Practical and Theoretical Implications

The integration of RNN and CNN architectures within the DeepAffinity framework meets the demands of modern drug discovery, which requires both high-throughput computational predictions and mechanistic insights into drug-target interactions. By offering interpretable predictions, DeepAffinity provides a foundation for subsequent experimental validations and therapeutic exploration. The attention mechanisms embedded within the model offer a transparent view of the prediction process, enabling researchers to better understand critical binding sites and selectivity origins at a molecular level.

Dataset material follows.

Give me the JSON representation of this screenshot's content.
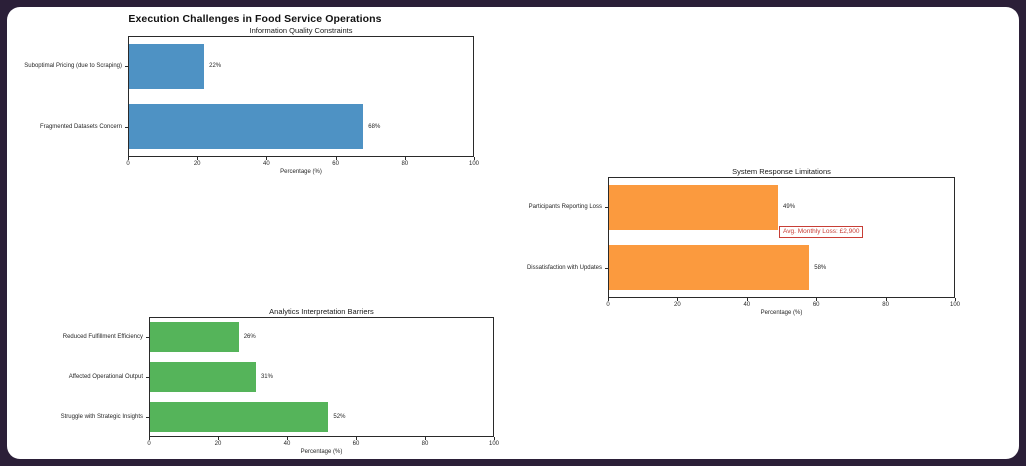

The prospects of applying 3D structure predictions via extensions such as graph-based compound representations (GCNN) offer a tantalizing avenue for future research. Moreover, addressing the challenges of long-sequence RNN training for protein sequences can further enhance model performance and broaden its applicability.

In summary, the DeepAffinity framework represents a significant advancement in the computational prediction of compound-protein interactions. Its ability to accurately predict affinities, alongside providing interpretable insights, aligns well with the goals of precision medicine and targeted therapeutics, hinting at vast potential for future developments in AI-driven drug discovery.